Capabilities and limitations of different techniques in electrothermal atomic absorption spectrometry for direct monitoring of arsenic, cadmium and lead contamination of sea-water

Abstract

Three atomization techniques for electrothermal atomic absorption spectrometry (ETAAS), namely, wall, platform and graphite probe have been tested and critically compared for the direct determination of arsenic, cadmium and lead in sea-water. The best analytical performance was obtained using totally pyrolytic graphite platforms inserted in pyrolytic graphite coated graphite tubes, peak height measurement mode and the addition of chemical modifier (10 µg of palladium as nitrate). For arsenic determination the modifier was injected together with the sample (WET mode), while for cadmium and lead determination the modifier was previously reduced to Pd⁰ by in situ thermal decomposition of the palladium nitrate (DRY mode).
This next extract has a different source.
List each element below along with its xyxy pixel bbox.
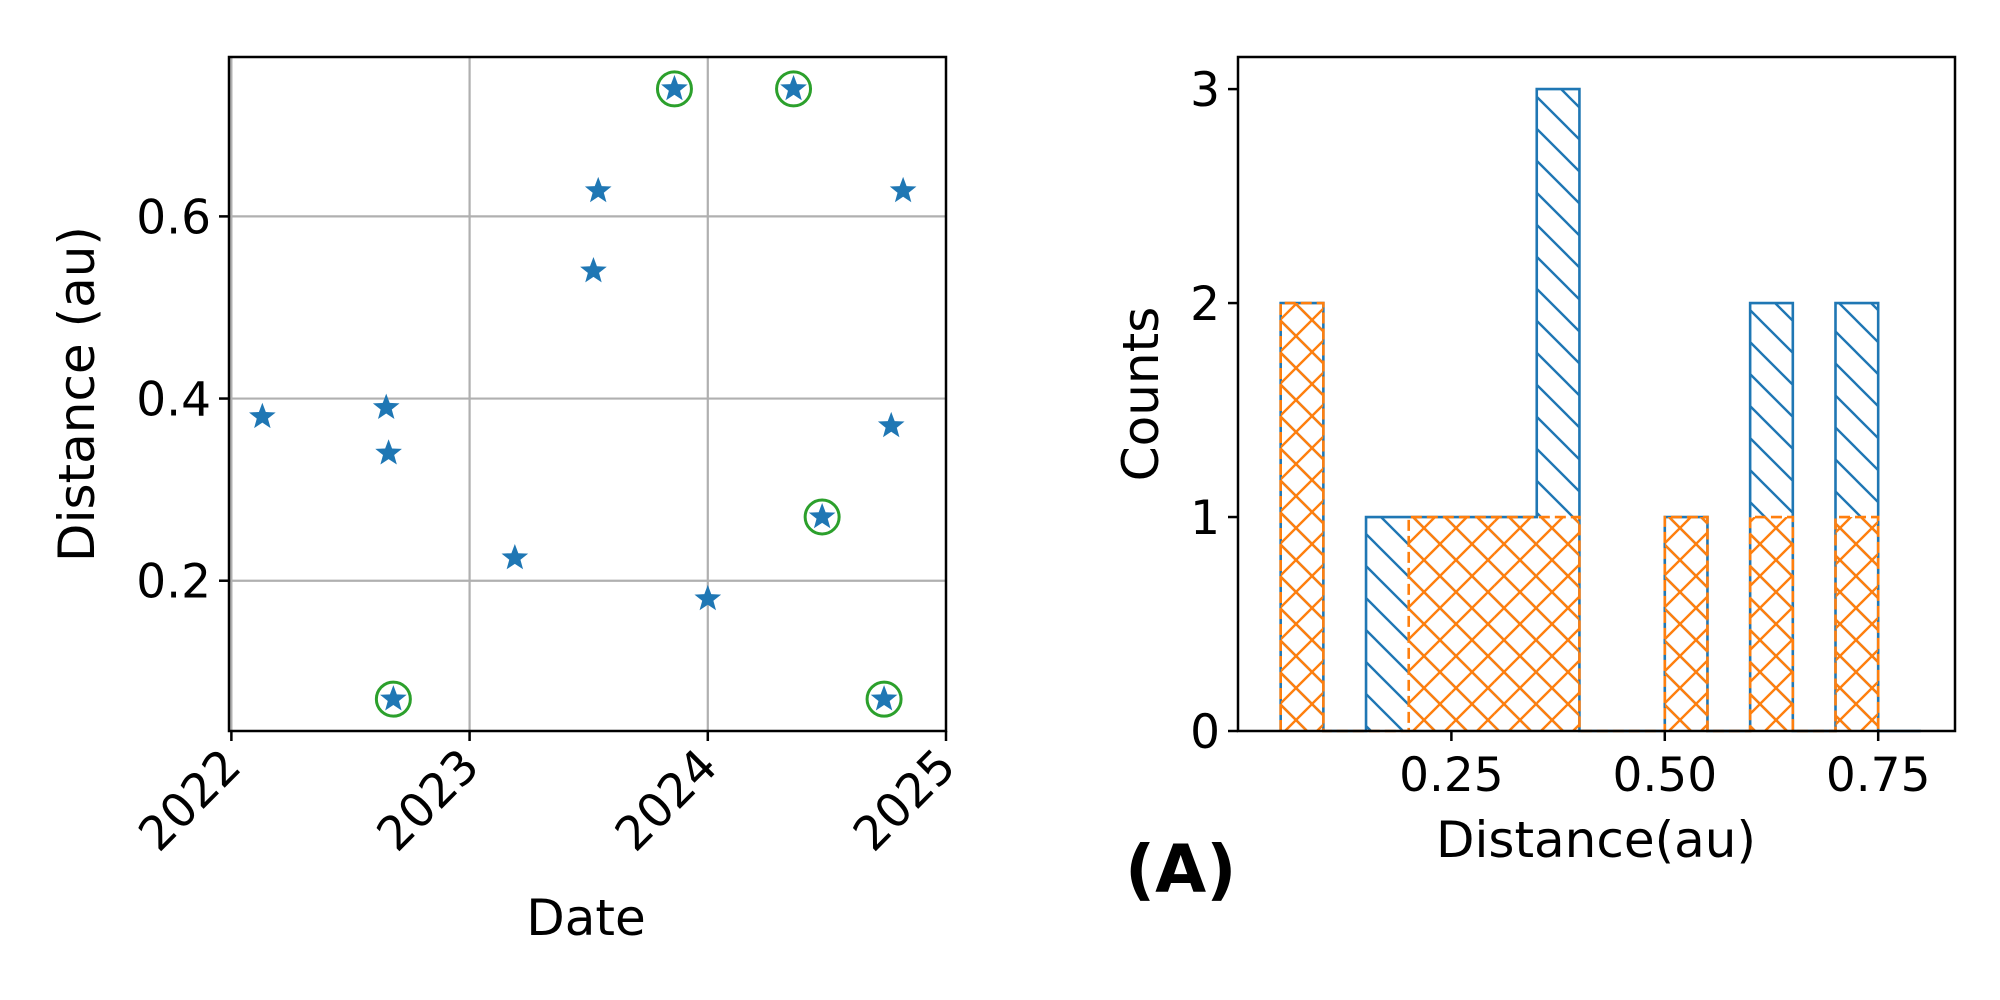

With regard to sample pre-treatment, the sea-water was injected directly onto the platform for arsenic measurements, while dilution with ultrapure water (1 + 1) was preferable for lead and a dilution (1 + 3) with 25% ammonium nitrate solution was needed for cadmium. The limits of detection (LODs) for the three toxic elements, relative to the real samples (undiluted sea-water) analysed, were 1.7 µg l^–1 for arsenic, 1.0 µg l^–1 for cadmium and 1.3 µg l^–1 for lead. The recoveries obtained for all three metals in sea-water samples were 100 ± 5% using the recommended ETAAS procedures. The analytical performances of the proposed methods are given. Quantification limits observed (5 × LOD) warrant the application of these methods to direct monitoring and control of contaminated waters for arsenic, cadmium and lead. However, when ‘normal’ levels of the metals in sea-water have to be determined adequate preconcentration techniques are needed.